MEDIA GENERAL, INC.
DIRECTORS' DEFERRED COMPENSATION PLAN
1. Purpose. The purpose of the Media General, Inc. Directors' Deferred Compensation Plan (the "Plan") is to
encourage and enable each member of the Board of Directors (the "Board") of Media General, Inc. (the
"Company") who is not and has never been an employee of the Company (a "Director") to increase his or her
proprietary interest in the Company and to align his or her interests more closely with the shareholders of the
Company through the receipt of Deferred Stock Units representing fifty percent or more of the annual
compensation payable to each Director for his or her services to the Board.
a) "Act" shall mean The Securities Exchange Act of 1934, as amended.
b) "Annual Director's Fee" shall mean the annual retainer fee paid quarterly by the Company to each Director,
which fee may be modified from time to time, and which shall include all Director compensation, including
attendance at Board and committee meetings. For any Director who shall have failed to attend at least 75 percent
of the Board meetings in the prior fiscal year, the Annual Director's Fee shall exclude the amount otherwise
payable on the first Quarterly Payment Date.

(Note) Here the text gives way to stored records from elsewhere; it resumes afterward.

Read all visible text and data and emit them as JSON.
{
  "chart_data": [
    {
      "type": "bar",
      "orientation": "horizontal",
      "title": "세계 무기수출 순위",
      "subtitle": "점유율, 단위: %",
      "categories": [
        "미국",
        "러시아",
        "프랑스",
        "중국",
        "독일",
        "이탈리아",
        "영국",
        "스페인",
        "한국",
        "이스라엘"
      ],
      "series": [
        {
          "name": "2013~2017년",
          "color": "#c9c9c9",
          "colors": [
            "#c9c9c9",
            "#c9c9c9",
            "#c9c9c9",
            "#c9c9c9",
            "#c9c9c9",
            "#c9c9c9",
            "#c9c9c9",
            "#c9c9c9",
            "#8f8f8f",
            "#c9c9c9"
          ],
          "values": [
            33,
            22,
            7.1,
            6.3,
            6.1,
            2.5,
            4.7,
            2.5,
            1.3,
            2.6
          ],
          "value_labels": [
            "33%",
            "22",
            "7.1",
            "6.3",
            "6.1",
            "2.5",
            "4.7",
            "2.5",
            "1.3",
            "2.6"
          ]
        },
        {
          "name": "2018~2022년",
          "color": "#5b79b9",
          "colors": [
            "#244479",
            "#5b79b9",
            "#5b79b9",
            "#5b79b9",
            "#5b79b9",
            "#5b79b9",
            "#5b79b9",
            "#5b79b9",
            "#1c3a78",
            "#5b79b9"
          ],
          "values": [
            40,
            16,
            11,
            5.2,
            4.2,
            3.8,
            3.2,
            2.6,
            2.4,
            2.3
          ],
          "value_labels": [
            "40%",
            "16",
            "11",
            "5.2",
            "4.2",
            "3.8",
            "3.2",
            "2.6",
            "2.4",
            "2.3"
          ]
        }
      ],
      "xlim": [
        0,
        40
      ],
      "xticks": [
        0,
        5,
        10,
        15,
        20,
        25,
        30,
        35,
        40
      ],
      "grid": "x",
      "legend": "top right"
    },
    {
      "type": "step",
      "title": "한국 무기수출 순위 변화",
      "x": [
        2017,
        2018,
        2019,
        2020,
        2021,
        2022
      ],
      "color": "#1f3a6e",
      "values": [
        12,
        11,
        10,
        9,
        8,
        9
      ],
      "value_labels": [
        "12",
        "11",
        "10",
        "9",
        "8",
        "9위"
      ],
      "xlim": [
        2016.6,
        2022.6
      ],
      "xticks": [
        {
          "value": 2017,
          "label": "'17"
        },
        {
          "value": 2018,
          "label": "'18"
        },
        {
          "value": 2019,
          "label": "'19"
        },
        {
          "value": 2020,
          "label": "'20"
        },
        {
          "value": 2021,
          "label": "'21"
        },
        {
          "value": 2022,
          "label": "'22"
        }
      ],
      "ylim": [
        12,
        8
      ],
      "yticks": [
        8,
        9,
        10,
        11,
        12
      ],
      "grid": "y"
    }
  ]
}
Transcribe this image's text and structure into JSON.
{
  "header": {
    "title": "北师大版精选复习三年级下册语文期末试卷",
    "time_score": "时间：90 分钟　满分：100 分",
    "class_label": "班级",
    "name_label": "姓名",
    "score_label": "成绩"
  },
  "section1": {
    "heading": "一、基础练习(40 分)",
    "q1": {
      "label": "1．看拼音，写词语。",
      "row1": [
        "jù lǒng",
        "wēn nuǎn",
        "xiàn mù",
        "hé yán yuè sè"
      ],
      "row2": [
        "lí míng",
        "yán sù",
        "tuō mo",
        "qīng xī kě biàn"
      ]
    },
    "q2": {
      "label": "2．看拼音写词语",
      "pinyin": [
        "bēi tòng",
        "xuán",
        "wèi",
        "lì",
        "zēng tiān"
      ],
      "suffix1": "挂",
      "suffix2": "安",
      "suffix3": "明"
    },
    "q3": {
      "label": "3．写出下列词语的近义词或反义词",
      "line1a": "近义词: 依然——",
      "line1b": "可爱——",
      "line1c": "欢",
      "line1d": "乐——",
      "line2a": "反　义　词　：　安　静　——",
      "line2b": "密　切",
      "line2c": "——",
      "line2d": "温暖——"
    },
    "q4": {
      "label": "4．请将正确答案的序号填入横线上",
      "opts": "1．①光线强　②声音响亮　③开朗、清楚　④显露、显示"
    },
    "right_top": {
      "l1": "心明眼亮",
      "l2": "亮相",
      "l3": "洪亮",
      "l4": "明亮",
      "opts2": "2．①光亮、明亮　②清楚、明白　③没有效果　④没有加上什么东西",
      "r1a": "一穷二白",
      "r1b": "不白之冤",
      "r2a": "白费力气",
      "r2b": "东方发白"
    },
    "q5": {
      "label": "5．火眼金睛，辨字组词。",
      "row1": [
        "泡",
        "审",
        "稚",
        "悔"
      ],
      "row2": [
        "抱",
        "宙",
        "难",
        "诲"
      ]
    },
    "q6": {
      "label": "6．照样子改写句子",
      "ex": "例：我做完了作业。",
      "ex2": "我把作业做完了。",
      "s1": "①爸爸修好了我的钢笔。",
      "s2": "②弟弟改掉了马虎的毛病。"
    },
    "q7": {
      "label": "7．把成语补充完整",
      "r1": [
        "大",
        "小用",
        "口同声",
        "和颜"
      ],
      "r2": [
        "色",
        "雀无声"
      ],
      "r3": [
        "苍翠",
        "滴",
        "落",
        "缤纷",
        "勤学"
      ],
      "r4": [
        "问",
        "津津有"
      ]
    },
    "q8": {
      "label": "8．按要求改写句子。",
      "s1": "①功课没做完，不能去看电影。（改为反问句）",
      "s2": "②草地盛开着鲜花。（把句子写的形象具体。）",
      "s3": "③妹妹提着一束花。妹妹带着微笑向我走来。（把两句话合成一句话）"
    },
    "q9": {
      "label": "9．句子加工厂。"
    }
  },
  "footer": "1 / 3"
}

c) "Award Value" shall mean the average of the closing trading prices of a share of Common Stock on the
exchange on which the Common Stock then is traded for the last ten trading days of the prior calendar year, as
reported in The Wall Street Journal.
d) "Beneficiary" shall mean that person, including a trust, designated by a Director in writing to the Committee to
receive any benefits that may become due under this Plan following the death of such Director.
e) "Code" shall mean the Internal Revenue code of 1986, as amended.
f) "Committee" shall mean the Compensation Committee as appointed from time to time by the Board, and which
shall consist of two or more "non-employee directors" as that term is defined in Rule 16b-3 of the Act.